Today, BurpSuite a new community edition 2.1.01 released for Penetration Tester.
Many Infosec people are using BurpSuite for personally and corporate level. Using Burp to Test for the OWASP Top Ten vulnerabilities.
Burp Suite is a graphical suite for testing Web application security and written in Java and developed by PortSwigger Web Security.
In this new BurpSuite Community Edition 2.1.01 release adds support for WebSockets in Burp Repeater.
You can select a WebSocket message in the Proxy history or intercept tab, and choose “Send to Repeater” from the context menu:
Each message you send to Repeater opens in a new tab. Here, you can manually edit and send the message, view the full message history, pick a message from the history and manually edit and resend it, and manage the WebSocket connection:
Burp Suite has three editions.
- A Community Edition that can be downloaded free.

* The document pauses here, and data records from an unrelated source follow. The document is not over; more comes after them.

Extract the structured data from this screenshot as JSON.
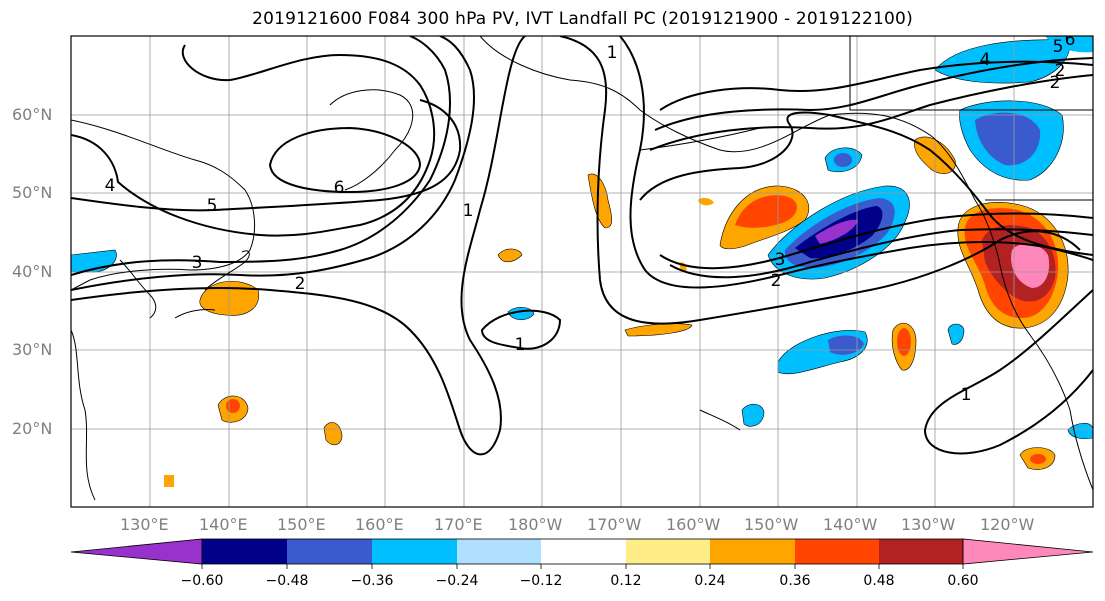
{
  "title": "2019121600 F084 300 hPa PV, IVT Landfall PC (2019121900 - 2019122100)",
  "map": {
    "lat_labels": [
      "60°N",
      "50°N",
      "40°N",
      "30°N",
      "20°N"
    ],
    "lon_labels": [
      "130°E",
      "140°E",
      "150°E",
      "160°E",
      "170°E",
      "180°W",
      "170°W",
      "160°W",
      "150°W",
      "140°W",
      "130°W",
      "120°W"
    ],
    "contour_labels": [
      "6",
      "5",
      "4",
      "3",
      "2",
      "1",
      "1",
      "1",
      "2",
      "3",
      "4",
      "5",
      "2",
      "6",
      "1",
      "2"
    ]
  },
  "colorbar": {
    "ticks": [
      "−0.60",
      "−0.48",
      "−0.36",
      "−0.24",
      "−0.12",
      "0.12",
      "0.24",
      "0.36",
      "0.48",
      "0.60"
    ],
    "colors": [
      "#9932cc",
      "#00008b",
      "#3a5bcd",
      "#00bfff",
      "#b0e0ff",
      "#ffffff",
      "#ffee88",
      "#ffa500",
      "#ff4500",
      "#b22222",
      "#ff88bb"
    ]
  }
}
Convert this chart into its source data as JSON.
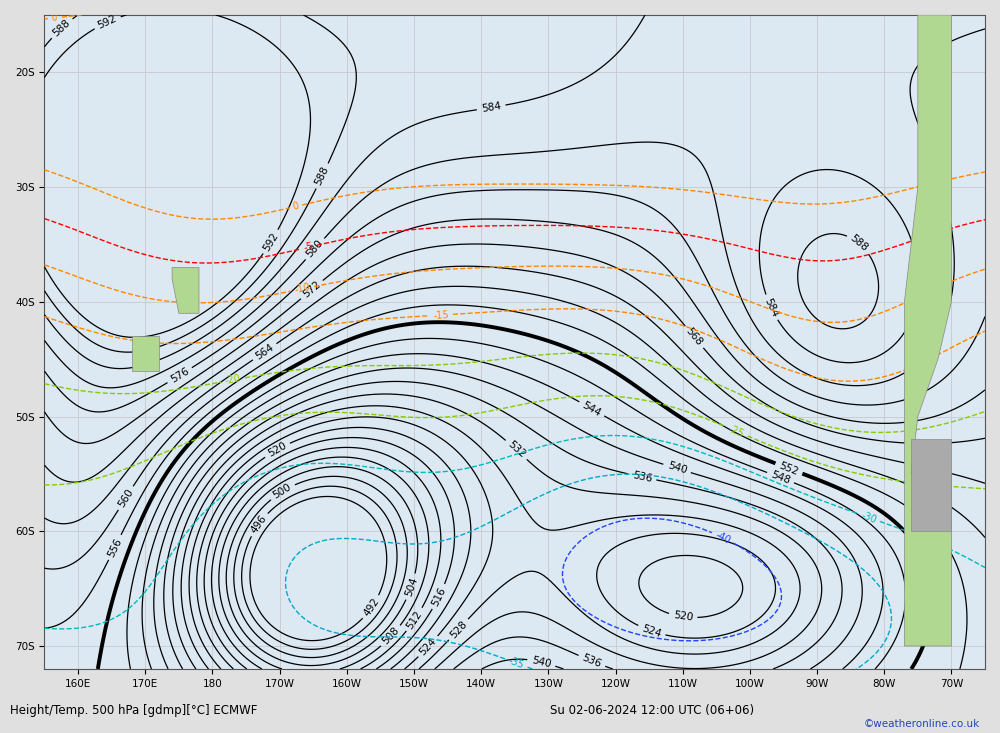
{
  "title_bottom": "Height/Temp. 500 hPa [gdmp][°C] ECMWF",
  "title_right": "Su 02-06-2024 12:00 UTC (06+06)",
  "credit": "©weatheronline.co.uk",
  "bg_color": "#e0e0e0",
  "ocean_color": "#dce8f0",
  "land_color": "#b8d8a0",
  "grid_color": "#bbbbbb",
  "z500_color": "#000000",
  "bold_level": 552,
  "figsize": [
    10.0,
    7.33
  ],
  "dpi": 100,
  "lon_min": 155,
  "lon_max": 295,
  "lat_min": -72,
  "lat_max": -15
}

- A Professional Edition and an Enterprise edition that can be purchased after a trial period.
- The Community edition has significantly reduced functionality.
It was developed to provide a comprehensive solution for web application security checks. In addition to basic functionality, such as proxy server, scanner and intruder, it also contains more advanced options such as a spider, a repeater, a decoder, a comparer, an extender and a sequencer.
Also Read- Top Vulnerability And Assessment Suite Lists
The company behind Burp Suite has also developed a mobile application containing similar software applications compatible with iOS 8 and above.
Burp Suite Features are as follow-
- HTTP Proxy – It operates as a web proxy server, and sits as a man-in-the-middle between the browser and destination web servers. This allows the interception, inspection and modification of the raw traffic passing in both directions.
- Scanner – A web application security scanner, used for performing automated vulnerability scans of web applications.
- Intruder – It can perform automated attacks on web applications and offers a configurable algorithm that can generate malicious HTTP requests. The intruder can test and detect SQL Injections, Cross Site Scripting, parameter manipulation and vulnerabilities susceptible to brute-force attacks.
- Spider – It is for automatically crawling web applications. It can be used in conjunction with manual mapping techniques to speed up the process of mapping an application’s content and functionality.
- Repeater – A simple function that can be used to manually test an application. It can be used to modify requests to the server, resend them, and observe the results.
- Decoder – For transforming encoded data into its canonical form, or for transforming raw data into various encoded and hashed forms. It is capable of intelligently recognizing several encoding formats using heuristic techniques.
- Comparer – For performing a comparison (a visual “diff”) between any two items of data.
- Extender – Allows the security tester to load Burp extensions, to extend Burp’s functionality using the security testers own or third-party code (BAppStore)
- Sequencer – For analyzing the quality of randomness in a sample of data items. It can be used to test an application’s session tokens or other important data items that are intended to be unpredictable, such as anti-CSRF tokens, password reset tokens, etc.